9. Sarabdeen, Jawahitha. "Protection of the Privacy of the Data Subject with GDPR and Right to Be Forgotten." Journal of Information, Communication and Ethics in Society, 2022.
An analysis of GDPR's implementation in practice, with particular attention to the right to erasure ("right to be forgotten") and its limitations. The article documents the gap between the statutory right and its practical enforceability — many GDPR rights are difficult to exercise in practice because companies make the exercise process cumbersome, data subject access requests are often inadequately fulfilled, and enforcement is slow relative to the scale of violations. Useful for understanding why well-designed legal frameworks do not automatically translate into functional rights.
10. Calo, Ryan. "The Boundaries of Privacy Harm." Indiana Law Journal, vol. 86, 2011.

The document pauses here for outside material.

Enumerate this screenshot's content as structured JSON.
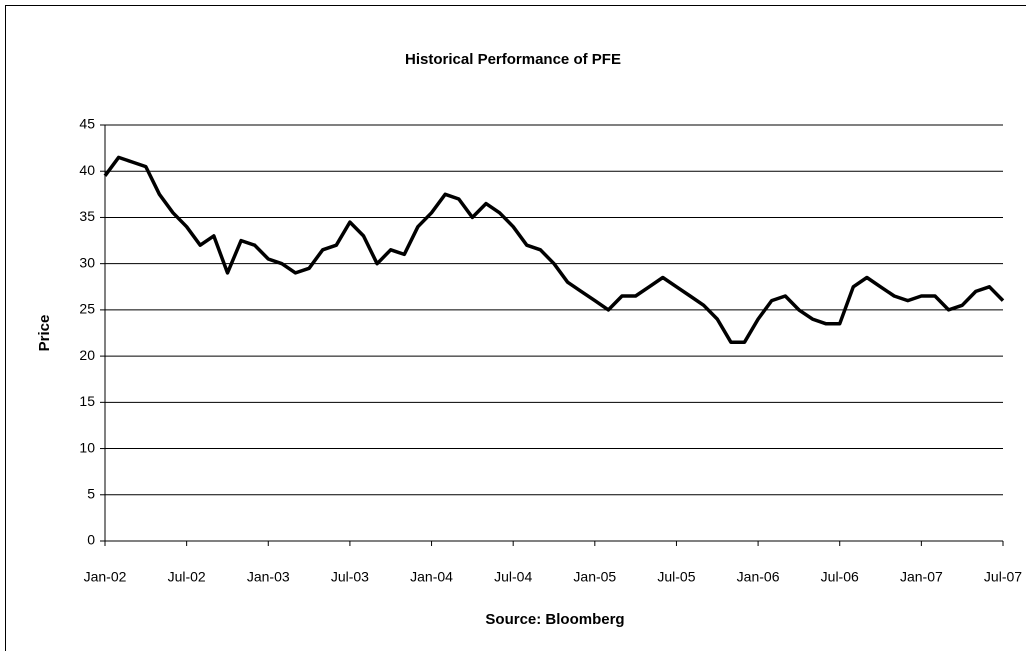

Calo's influential law review article proposes a taxonomy of privacy harms that is more useful than previous frameworks for assessing the harms produced by specific surveillance systems. He distinguishes between subjective harms (distress from awareness of surveillance) and objective harms (practical consequences of data disclosure), and between harms to individuals and harms to groups. This taxonomy is directly useful for the privacy impact assessment framework developed in Chapter 39: what are you assessing for in a PIA, and how do you determine when a harm is serious enough to warrant design modification or prohibition?
Students interested in the technical implementation of differential privacy should supplement this list with the open-source Google library "differential-privacy" (GitHub.com/google/differential-privacy) and Apple's open-source differential privacy documentation, both of which include worked examples. For policy practitioners, the International Association of Privacy Professionals (IAPP) publishes practitioner-oriented resources on GDPR compliance, algorithmic auditing, and privacy by design implementation.